Por ser menor de idade na ocasião, Jorge Luiz Rosa foi condenado a três anos de internação, pena da qual cumpriu um ano e dois meses. Depois de solto, foi incluído no programa de proteção à testemunha do governo federal, de onde saiu, segundo o ex-advogado dele, Eliézer Jonatas de Almeida, “por vontade própria”.
Em recente e confusa entrevista ao programa Fantástico, da Rede Globo, na qual chegou a pedir para refazer algumas respostas, Rosa negou que tivesse visto a modelo ser morta. O rapaz afirmou que foi Macarrão quem contou a ele que ela foi executada. Perguntado sobre o ex-policial Marcos Aparecido dos Santos, o primo de Bruno gaguejou e disse não conhecer Bola, assim como fez Macarrão no momento que confessou o crime no julgamento de novembro do ano passado. Tanto Jorge Luiz Rosa quanto Macarrão disseram apenas que Eliza foi entregue a um homem, o qual não sabiam a identidade.
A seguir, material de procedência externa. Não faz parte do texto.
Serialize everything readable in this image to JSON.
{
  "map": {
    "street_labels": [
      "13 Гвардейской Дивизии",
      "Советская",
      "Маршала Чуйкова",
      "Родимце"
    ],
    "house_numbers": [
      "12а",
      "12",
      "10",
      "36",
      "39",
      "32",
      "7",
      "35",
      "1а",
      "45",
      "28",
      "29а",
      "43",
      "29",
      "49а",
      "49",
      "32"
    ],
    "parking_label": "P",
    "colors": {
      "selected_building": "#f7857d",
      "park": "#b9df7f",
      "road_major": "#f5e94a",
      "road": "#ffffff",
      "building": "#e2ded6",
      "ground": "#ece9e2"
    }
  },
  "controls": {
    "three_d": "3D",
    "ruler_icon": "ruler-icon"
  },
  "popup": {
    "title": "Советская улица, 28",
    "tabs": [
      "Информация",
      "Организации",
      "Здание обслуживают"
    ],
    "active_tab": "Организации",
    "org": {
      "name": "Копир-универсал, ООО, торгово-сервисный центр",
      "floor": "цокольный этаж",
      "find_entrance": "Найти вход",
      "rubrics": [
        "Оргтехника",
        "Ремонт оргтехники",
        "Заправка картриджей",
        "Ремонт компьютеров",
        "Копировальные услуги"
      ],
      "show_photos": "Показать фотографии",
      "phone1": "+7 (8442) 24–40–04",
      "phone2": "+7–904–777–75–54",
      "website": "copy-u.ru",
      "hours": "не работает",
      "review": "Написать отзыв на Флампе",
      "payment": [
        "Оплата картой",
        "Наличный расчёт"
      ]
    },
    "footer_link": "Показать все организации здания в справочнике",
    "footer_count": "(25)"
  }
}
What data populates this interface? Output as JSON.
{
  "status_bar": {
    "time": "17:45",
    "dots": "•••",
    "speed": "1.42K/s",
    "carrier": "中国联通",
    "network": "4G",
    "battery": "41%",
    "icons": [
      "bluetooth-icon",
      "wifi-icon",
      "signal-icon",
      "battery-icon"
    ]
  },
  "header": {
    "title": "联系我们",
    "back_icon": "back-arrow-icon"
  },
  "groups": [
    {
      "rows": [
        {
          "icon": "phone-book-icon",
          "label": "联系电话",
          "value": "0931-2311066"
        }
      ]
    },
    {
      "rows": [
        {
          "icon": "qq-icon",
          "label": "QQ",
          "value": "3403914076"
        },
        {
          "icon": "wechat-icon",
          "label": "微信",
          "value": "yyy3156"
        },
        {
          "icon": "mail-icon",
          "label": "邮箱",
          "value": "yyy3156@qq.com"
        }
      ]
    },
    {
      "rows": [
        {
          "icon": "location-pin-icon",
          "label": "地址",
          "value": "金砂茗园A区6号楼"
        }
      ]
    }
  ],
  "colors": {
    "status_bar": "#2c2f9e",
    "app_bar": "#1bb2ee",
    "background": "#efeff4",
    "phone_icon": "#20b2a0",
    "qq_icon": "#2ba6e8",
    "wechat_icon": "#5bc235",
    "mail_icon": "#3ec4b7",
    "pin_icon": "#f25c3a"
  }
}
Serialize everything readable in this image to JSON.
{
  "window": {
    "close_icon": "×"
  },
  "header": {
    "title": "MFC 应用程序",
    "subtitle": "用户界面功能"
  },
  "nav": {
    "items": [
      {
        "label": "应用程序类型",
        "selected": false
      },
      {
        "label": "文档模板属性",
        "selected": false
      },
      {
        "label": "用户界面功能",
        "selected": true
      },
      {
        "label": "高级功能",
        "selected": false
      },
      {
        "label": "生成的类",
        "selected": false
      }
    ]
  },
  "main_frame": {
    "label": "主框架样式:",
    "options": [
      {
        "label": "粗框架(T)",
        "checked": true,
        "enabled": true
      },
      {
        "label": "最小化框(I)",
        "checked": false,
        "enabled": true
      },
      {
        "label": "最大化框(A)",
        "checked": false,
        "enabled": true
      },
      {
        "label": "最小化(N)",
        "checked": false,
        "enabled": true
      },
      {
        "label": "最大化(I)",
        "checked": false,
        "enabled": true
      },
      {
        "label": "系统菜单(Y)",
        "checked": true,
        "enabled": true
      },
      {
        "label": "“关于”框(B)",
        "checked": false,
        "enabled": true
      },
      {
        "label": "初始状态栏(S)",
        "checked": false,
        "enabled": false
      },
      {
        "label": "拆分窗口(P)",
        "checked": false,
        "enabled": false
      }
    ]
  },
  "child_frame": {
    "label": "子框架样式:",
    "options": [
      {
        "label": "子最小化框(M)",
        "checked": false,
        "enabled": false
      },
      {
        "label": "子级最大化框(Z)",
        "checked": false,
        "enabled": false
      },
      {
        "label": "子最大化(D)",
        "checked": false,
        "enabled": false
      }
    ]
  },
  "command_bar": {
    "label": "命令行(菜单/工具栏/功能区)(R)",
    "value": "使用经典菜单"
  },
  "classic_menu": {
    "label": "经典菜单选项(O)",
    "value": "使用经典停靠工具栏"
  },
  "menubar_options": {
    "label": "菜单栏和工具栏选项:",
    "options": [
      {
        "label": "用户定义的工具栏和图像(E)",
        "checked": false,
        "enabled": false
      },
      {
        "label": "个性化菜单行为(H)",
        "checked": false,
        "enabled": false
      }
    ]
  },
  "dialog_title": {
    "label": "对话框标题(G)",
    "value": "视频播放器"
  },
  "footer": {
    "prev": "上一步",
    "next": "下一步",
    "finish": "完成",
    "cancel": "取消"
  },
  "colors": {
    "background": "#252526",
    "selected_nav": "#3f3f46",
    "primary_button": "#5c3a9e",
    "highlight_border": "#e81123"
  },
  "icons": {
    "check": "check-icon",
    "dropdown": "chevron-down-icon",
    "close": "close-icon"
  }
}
Para o promotor de Justiça Henry Wagner Vasconcelos Castro, a entrevista de Jorge Luiz Rosa foi uma tentativa dos advogados de defesa para jogar toda a culpa do crime em Macarrão, já condenado, e assim diminuir a pena de Bruno. O ex-advogado de Jorge disse desconhecer qualquer pressão sobre o rapaz, mas o aconselhou, em entrevista ao Terra, que Rosa “seja homem” para comparecer e contar o que sabe. “Ele não foi homem suficiente para dar uma entrevista dessas em rede nacional? De cara limpa? Agora ele que enfrente”, concluiu o advogado, explicando também que, como foi intimado e não está sob a custódia do Estado, Jorge Luiz Rosa deverá ir até o Fórum de Contagem sozinho.